España a hierro y fuego (XVI).
Asturias, frente de guerra.
Por Alfonso Camín.

 

España a hierro y fuego (XVI).

Asturias, frente de guerra.
El alcalde de Castropol, el palacio de Sestelo.

Por Alfonso Camín.
Editorial Norte.
México, 1938.


 

Hacía dos años que yo no iba por aquellos pueblos. Ajeno a todo bando político, simplemente republicano romántico, español de cepa y asturiano de entre el Nalón y el Sella, es lógico que me interese por la suerte de mis amigos. Faltaba del grupo Angel el de Sestelo, amigo de mis mocedades en La Habana, con una gran posesión en aquellas cercanías y tan nobilísimo y apegado al terruño, que sólo por dar vida al pueblo gastó la mayor parte de su fortuna de América en la canalización de un río menor y en la instalación de una planta eléctrica que llevara la luz del progreso por todos los montes natales. El hombre había hundido allí cerca de un millón de pesetas. No las vale el pueblo. Pero era su pueblo, y por serlo, cambió un río de curso. Don Quijote, si fuera “indiano”, no cometiera mayores desafueros en honor de su serenísima señora la fregatriz del Toboso.

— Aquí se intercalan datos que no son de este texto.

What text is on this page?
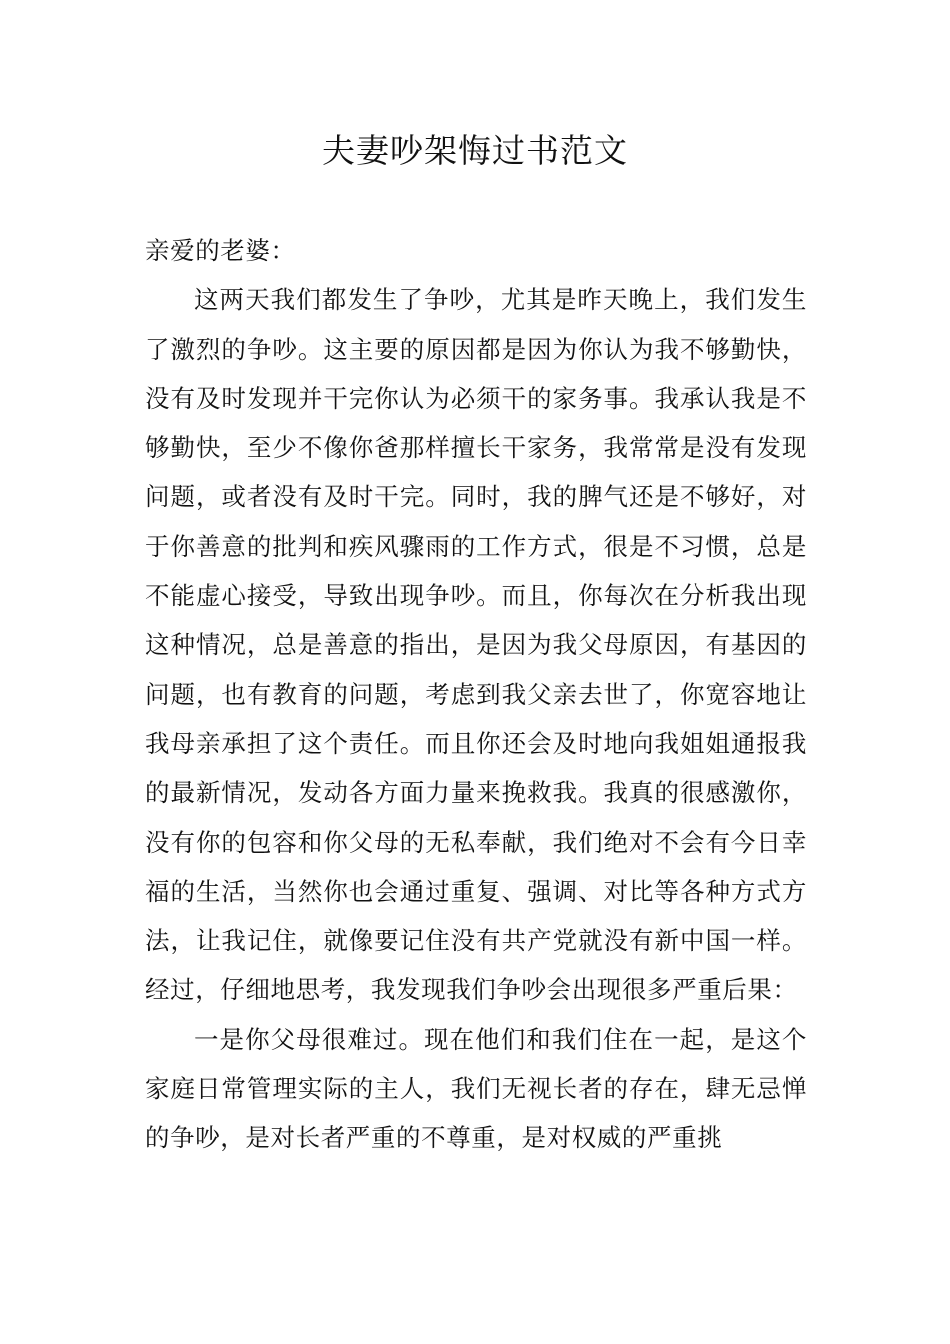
夫妻吵架悔过书范文

亲爱的老婆：

这两天我们都发生了争吵，尤其是昨天晚上，我们发生了激烈的争吵。这主要的原因都是因为你认为我不够勤快，没有及时发现并干完你认为必须干的家务事。我承认我是不够勤快，至少不像你爸那样擅长干家务，我常常是没有发现问题，或者没有及时干完。同时，我的脾气还是不够好，对于你善意的批判和疾风骤雨的工作方式，很是不习惯，总是不能虚心接受，导致出现争吵。而且，你每次在分析我出现这种情况，总是善意的指出，是因为我父母原因，有基因的问题，也有教育的问题，考虑到我父亲去世了，你宽容地让我母亲承担了这个责任。而且你还会及时地向我姐姐通报我的最新情况，发动各方面力量来挽救我。我真的很感激你，没有你的包容和你父母的无私奉献，我们绝对不会有今日幸福的生活，当然你也会通过重复、强调、对比等各种方式方法，让我记住，就像要记住没有共产党就没有新中国一样。经过，仔细地思考，我发现我们争吵会出现很多严重后果：

一是你父母很难过。现在他们和我们住在一起，是这个家庭日常管理实际的主人，我们无视长者的存在，肆无忌惮的争吵，是对长者严重的不尊重，是对权威的严重挑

Mi amigo había retornado de América. La cazurrería aldeana, que sabe quién suelta el moco, le nombró alcalde de Castropol. No pudieron hacerle más daño. Esto le perdió. Había tenido que huir por los montes. Pero su fortuna, su palacio de Sestelo, su mujer y sus hijos, quedaban allí. Los escopeteros de la República, desde Vegadeo hasta Luarca, nunca pensaron que los invasores llegaran a cebarse en sus propiedades y en sus mujeres.

La realidad les demostró lo contrario. Ya era tarde. Ya se retiraban de Luarca y remontaban La Espina, batiéndose contra las columnas gallegas. Sus familias quedaron a merced de las tropas, que no perdieron tiempo:
-“Rojo” que divises, cabeza abajo.
Y los “rojos” eran todos los que habían votado por la República.

Más que contra el hombre de Sestelo, las iras iban contra la señora. A él se hubieran limitado a cortarle la cabeza. Y a decir después: “¡Qué lástima! Era un gran muchacho”. Pero a ella, a la alcaldesa de Castropol, radicada en Sestelo, era necesario despedazarla, repartir su piel blanca entre los “negros” del pueblo para hacer zapatos de novia. La mujer es cubana. Pero no importa. El cónsul cubano de La Coruña odia también a los “rojos”:
-Tú hazte la vista gorda. ¡Y a comer en Lhardy!
Y el vino en todas las cubas.

Las beatas, al evocar el nombre de la alcaldesa, se persignaban siete veces, espantando a los murciélagos con sus toquillas de aldea. La lobada ronda Sestelo:
-¡Una alcaldesa “roja”!

Más aspavientos de beatas:
-¡El no habría ganado nunca las elecciones!¡Fue ella! ¡La perra de Sestelo!¿Sabe usted qué hacía? Le entregaba a los votantes la mitad de un billete de cinco duros. Se quedaba con la otra mitad. Cuando se cercioraba de que habían votado por su marido, entregaba al votante la otra mitad del billete. ¡Mátenla, mátenla! ¡Esa mujer huele a azufre!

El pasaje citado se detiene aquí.